Food is a big part of the culture in Austin, with an emphasis on barbecue and Tex-Mex cuisine. Restaurants tend toward the casual and funky. Popular spots include Contigo, an outdoor beer garden with a ranch-inspired menu heavy on the meat; Mi Madre, a funky, colorful spot for Tex-Mex; Franklin BBQ, where the wait can stretch for hours on the weekends; and Eastside Café, serving creative farm-to-table cuisine since 1988.

All the major chains are represented -- the W, Omni, Hilton, Hyatt, Marriott, DoubleTree, etc. But there are a couple of historic hotels offering unique accommodations.
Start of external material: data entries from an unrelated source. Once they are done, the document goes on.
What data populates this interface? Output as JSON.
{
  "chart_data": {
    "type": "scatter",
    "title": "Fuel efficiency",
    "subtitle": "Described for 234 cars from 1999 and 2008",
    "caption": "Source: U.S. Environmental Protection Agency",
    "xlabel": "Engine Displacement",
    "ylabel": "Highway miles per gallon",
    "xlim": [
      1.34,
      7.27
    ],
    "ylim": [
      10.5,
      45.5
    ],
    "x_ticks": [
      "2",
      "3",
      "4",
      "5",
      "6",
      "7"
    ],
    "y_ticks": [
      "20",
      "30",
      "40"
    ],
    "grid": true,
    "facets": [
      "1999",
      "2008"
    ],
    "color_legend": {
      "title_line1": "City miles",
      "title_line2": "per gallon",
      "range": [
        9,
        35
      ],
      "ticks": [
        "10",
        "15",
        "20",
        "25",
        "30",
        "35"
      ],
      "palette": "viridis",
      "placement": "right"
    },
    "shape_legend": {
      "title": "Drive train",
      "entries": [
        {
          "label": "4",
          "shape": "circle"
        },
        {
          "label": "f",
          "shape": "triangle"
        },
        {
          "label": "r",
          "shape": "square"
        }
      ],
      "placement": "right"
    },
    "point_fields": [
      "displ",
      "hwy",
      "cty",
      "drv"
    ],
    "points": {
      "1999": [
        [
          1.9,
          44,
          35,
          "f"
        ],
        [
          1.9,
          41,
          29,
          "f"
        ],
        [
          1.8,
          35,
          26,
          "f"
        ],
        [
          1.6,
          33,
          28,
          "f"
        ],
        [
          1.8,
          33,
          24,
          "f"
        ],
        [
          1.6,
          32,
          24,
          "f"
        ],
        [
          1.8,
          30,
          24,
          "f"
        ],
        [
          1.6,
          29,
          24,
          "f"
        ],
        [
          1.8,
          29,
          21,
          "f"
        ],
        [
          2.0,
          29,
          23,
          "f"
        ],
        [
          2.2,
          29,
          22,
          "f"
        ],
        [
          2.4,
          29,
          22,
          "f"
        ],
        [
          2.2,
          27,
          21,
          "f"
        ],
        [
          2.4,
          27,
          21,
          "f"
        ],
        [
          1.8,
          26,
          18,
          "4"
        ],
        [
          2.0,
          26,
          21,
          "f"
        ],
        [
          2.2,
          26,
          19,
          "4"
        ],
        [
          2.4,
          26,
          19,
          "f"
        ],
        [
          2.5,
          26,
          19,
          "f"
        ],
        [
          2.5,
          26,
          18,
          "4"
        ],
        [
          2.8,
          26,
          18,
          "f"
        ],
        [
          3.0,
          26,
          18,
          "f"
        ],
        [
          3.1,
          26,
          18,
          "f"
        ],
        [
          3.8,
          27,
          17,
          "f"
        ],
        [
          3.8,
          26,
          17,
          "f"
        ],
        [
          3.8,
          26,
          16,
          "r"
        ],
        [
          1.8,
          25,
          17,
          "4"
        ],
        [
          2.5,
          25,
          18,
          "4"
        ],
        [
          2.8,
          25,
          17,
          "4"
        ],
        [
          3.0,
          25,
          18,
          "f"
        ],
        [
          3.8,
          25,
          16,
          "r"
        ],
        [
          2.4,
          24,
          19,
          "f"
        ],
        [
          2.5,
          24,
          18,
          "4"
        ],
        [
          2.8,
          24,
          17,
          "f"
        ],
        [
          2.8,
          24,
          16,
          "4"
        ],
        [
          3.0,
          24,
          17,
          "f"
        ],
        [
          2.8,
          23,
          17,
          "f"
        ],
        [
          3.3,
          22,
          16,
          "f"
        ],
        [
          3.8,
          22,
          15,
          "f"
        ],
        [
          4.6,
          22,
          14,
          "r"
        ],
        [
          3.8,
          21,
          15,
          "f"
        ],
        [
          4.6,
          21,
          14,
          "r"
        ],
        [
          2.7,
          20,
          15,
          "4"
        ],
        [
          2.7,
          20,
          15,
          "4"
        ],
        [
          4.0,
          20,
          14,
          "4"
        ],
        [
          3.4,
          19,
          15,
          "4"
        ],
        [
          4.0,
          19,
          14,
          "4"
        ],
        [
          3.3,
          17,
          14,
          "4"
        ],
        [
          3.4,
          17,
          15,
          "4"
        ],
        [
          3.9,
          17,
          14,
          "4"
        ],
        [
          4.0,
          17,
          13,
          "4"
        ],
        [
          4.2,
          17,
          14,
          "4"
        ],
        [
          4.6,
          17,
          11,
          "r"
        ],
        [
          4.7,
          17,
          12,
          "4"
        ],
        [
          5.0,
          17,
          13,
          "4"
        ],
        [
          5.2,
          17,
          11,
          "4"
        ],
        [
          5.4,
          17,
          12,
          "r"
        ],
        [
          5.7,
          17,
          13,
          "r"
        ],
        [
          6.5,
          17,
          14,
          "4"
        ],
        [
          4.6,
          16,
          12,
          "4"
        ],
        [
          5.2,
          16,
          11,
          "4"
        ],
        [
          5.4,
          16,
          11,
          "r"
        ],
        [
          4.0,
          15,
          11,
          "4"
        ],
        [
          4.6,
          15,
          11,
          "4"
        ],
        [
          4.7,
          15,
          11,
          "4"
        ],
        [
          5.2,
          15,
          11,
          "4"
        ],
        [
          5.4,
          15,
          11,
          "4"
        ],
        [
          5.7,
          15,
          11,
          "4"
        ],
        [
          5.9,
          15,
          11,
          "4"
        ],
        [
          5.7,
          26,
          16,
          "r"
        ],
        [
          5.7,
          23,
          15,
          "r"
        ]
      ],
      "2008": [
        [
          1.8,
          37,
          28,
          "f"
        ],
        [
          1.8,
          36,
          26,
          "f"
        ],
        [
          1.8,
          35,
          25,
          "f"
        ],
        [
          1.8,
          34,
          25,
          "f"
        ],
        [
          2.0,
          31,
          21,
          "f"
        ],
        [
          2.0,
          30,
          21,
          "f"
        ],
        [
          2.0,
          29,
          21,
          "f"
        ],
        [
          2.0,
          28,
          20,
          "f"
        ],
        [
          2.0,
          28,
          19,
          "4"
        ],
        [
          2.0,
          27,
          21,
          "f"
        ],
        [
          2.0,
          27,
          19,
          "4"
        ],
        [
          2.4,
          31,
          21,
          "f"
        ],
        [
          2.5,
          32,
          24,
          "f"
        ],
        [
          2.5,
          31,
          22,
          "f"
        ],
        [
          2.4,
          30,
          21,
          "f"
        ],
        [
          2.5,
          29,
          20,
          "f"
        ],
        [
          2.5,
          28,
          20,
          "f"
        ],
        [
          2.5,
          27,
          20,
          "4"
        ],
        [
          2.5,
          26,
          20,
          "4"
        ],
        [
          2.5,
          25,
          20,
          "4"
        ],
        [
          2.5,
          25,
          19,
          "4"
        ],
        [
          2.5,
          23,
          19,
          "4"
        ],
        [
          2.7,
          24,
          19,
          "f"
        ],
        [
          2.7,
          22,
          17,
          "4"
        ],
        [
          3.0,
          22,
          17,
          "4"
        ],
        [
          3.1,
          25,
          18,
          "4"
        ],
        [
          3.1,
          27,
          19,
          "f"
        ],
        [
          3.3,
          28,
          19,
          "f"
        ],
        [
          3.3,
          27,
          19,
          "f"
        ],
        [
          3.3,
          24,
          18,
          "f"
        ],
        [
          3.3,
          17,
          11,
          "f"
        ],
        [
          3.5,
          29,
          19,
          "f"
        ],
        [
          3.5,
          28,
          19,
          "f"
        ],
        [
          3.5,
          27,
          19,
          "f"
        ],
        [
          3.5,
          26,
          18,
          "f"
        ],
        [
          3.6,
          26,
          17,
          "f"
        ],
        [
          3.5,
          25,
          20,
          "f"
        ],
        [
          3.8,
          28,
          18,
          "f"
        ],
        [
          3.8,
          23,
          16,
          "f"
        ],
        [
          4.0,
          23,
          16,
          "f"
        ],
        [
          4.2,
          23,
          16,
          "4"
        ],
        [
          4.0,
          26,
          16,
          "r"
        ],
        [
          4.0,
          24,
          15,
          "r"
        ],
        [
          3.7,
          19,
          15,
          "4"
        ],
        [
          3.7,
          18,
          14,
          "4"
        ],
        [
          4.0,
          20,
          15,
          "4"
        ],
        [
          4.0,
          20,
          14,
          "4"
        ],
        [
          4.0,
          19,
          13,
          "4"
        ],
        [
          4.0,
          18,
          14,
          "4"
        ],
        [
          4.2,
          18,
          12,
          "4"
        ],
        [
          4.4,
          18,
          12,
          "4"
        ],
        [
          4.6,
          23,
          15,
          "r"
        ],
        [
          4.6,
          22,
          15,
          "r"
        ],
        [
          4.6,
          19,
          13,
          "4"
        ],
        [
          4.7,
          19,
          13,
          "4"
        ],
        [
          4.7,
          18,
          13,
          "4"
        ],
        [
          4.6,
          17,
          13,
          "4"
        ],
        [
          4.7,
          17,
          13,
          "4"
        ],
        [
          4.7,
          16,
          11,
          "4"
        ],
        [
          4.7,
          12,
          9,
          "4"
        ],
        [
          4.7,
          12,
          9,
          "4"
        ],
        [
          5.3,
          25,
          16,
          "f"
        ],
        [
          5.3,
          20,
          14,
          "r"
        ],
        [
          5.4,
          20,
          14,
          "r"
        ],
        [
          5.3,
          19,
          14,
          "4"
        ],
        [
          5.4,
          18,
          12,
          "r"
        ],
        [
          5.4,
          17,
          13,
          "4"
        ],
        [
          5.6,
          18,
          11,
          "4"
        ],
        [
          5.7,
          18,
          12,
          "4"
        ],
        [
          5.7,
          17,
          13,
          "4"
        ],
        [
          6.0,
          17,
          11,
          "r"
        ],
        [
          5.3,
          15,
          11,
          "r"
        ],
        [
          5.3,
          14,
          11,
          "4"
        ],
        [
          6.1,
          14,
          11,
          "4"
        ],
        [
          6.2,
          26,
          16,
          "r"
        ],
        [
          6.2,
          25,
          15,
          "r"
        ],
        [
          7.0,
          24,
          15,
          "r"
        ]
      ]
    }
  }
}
InterContinental Stephen F. Austin, built in 1924, is named after the “Father of Texas.” Located in the central business district, it was renovated in 2013. Built in 1886, Driskill Hotel boasts an eye-popping lobby featuring marble floors, columns, and stained glass ceilings on Sixth Street. 

For a unique boutique hotel experience, Aloft Austin Northwest is a contemporary inn featuring minimalist design and pops of bold color, and the Heywood Hotel in East Austin boasts seven distinct rooms deck out in an artful blend of classic and contemporary designs.

If you embrace the local phrase “Keep Austin Weird,” book a stay at the hip and funky Lone Star Court, a mid-century-modern-meets-ranch-style motor court with a cool bar and live music.

Austin is the land of long, hot summers and short, mild winters. Temperatures hover in the 80s and 90s from April to October. It’s the hottest in August, when the highs average 97 degrees. Low temperatures bottom out around the low 40s from December through February, reaching an average low of 42 in January. An estimated 34 inches of rain fall a year on average, with May and June being the wettest months.